Os maiores erros na Administração Pública, sob a alegação de que não tem pessoal, é atribuir a servidores públicos, atividades que por lei eles não podem executar. Como exemplo, podemos citar fiscais administrativos impondo obrigações técnicas (serviços de engenharia não previstos no projeto da obra, da reforma ou do serviço) para a contratada executar.
A este problema no mundo jurídico se chama exercício ilegal de profissão, com as consequências legais, que tal comportamento poderá gerar. Na maioria das vezes, o Servidor Público que assume a função de fiscal administrativo, não tem o conhecimento necessário o que ele pode ou não pode fazer.
As 14 atividade que separamos para ajudar na compreensão do problema:
- a manutenção das condições de habilitação da contratada
- acompanhar o empenho
- acompanhar a existência de crédito vinculado ao contrato
- acompanhar o pagamento
- acompanhar as garantias
- acompanhar as glosas
- formalizar apostilamentos e termos aditivos
- Em obras e terceirização, solicitar e apurar se as responsabilidades trabalhistas e previdenciárias estão sendo mensalmente, cumpridas.
- Verificar, alinhado com o fiscal técnico, se os Equipamentos de Segurança do Trabalho foram entregues, e solicitar a comprovação mediante recibo de entrega, assinado pelo trabalhador.
- atuar tempestivamente na solução dos problemas e ocorrências administrativas
- reportar ao gestor do contrato e a seus superiores, para que tome as providências cabíveis, quando a ocorrência ultrapassar a sua competência.
- participar da reunião inicial de assinatura do contrato, quando for o caso
- Verificar outras obrigações de natureza administrativa e jurídica da contratada
- Fazer a gestão dos riscos administrativos e jurídicos contratuais.
Todas essas atividades devem ser feitas com a visão de controle preventivo, ou seja, antes que o problema aconteça e crie obstáculos ao regular andamento da execução contratual.
Neste sentido, estabelece a lei 14.133/2021:
“Art. 169. As contratações públicas deverão submeter-se a práticas contínuas e permanentes de gestão de riscos e de controle preventivo, inclusive mediante adoção de recursos de tecnologia da informação, e, além de estar subordinadas ao controle social, sujeitar-se-ão às seguintes linhas de defesa:”
Em contrato decorrente da ata de registro de preços, o setor de gestão contratual se encarrega dessas atividades. Entretanto, se não houve contrato, apenas a ata de registro de preços, o gerenciador da ata, que deve, preferencialmente, ser atribuição do setor de compras, é que se encarrega de atender e responder na forma da lei, as solicitações de repactuações dos valores previstos na ata e demais compromissos do fornecedor, detentor da ata de registro de preços.
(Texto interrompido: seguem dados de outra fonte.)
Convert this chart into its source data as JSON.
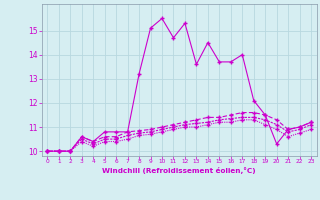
{
  "title": "",
  "xlabel": "Windchill (Refroidissement éolien,°C)",
  "ylabel": "",
  "background_color": "#d6eef2",
  "grid_color": "#b8d8e0",
  "line_color": "#cc00cc",
  "x_hours": [
    0,
    1,
    2,
    3,
    4,
    5,
    6,
    7,
    8,
    9,
    10,
    11,
    12,
    13,
    14,
    15,
    16,
    17,
    18,
    19,
    20,
    21,
    22,
    23
  ],
  "series1": [
    10.0,
    10.0,
    10.0,
    10.6,
    10.4,
    10.8,
    10.8,
    10.8,
    13.2,
    15.1,
    15.5,
    14.7,
    15.3,
    13.6,
    14.5,
    13.7,
    13.7,
    14.0,
    12.1,
    11.5,
    10.3,
    10.9,
    11.0,
    11.2
  ],
  "series2": [
    10.0,
    10.0,
    10.0,
    10.6,
    10.4,
    10.6,
    10.6,
    10.8,
    10.85,
    10.9,
    11.0,
    11.1,
    11.2,
    11.3,
    11.4,
    11.4,
    11.5,
    11.6,
    11.6,
    11.5,
    11.3,
    10.9,
    11.0,
    11.2
  ],
  "series3": [
    10.0,
    10.0,
    10.0,
    10.5,
    10.3,
    10.5,
    10.5,
    10.65,
    10.75,
    10.8,
    10.9,
    11.0,
    11.1,
    11.15,
    11.2,
    11.3,
    11.35,
    11.4,
    11.4,
    11.3,
    11.1,
    10.8,
    10.9,
    11.1
  ],
  "series4": [
    10.0,
    10.0,
    10.0,
    10.4,
    10.2,
    10.4,
    10.4,
    10.5,
    10.65,
    10.7,
    10.8,
    10.9,
    11.0,
    11.0,
    11.1,
    11.2,
    11.2,
    11.3,
    11.3,
    11.1,
    10.9,
    10.6,
    10.75,
    10.9
  ],
  "ylim_min": 9.8,
  "ylim_max": 16.1,
  "yticks": [
    10,
    11,
    12,
    13,
    14,
    15
  ],
  "marker": "+"
}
Outro aspecto muito importante, se trata da gestão de riscos. Recomenda-se que o conhecimento dos riscos existentes em cada contrato, são aqueles que o estudo técnico preliminar apontou. Logo, os riscos podem possuir natureza técnica, administrativa e legal.
Na fase de planejamento, todos os tipos de riscos são mapeados, assim, é necessário o cuidado para não atribuir ao fiscal administrativo, a gestão de riscos de natureza técnica, este, cabe ao fiscal técnico.
Danos porventura apurados por falhas, como por exemplo: falta de capacidade técnica para realizar atividade que não pertence ao fiscal administrativo ou não pertence a qualquer outro servidor público; segregações de funções comprometidas e comprometimento da competitividade do certame, decorrente de atos técnicos que não competem ao Servidor Público nomeado, poderá responsabilizar o Gestor Público que nomeou o fiscal administrativo, bem como, o próprio fiscal administrativo e outros servidores em qualquer outra atividade que venha provocar danos à Administração Pública.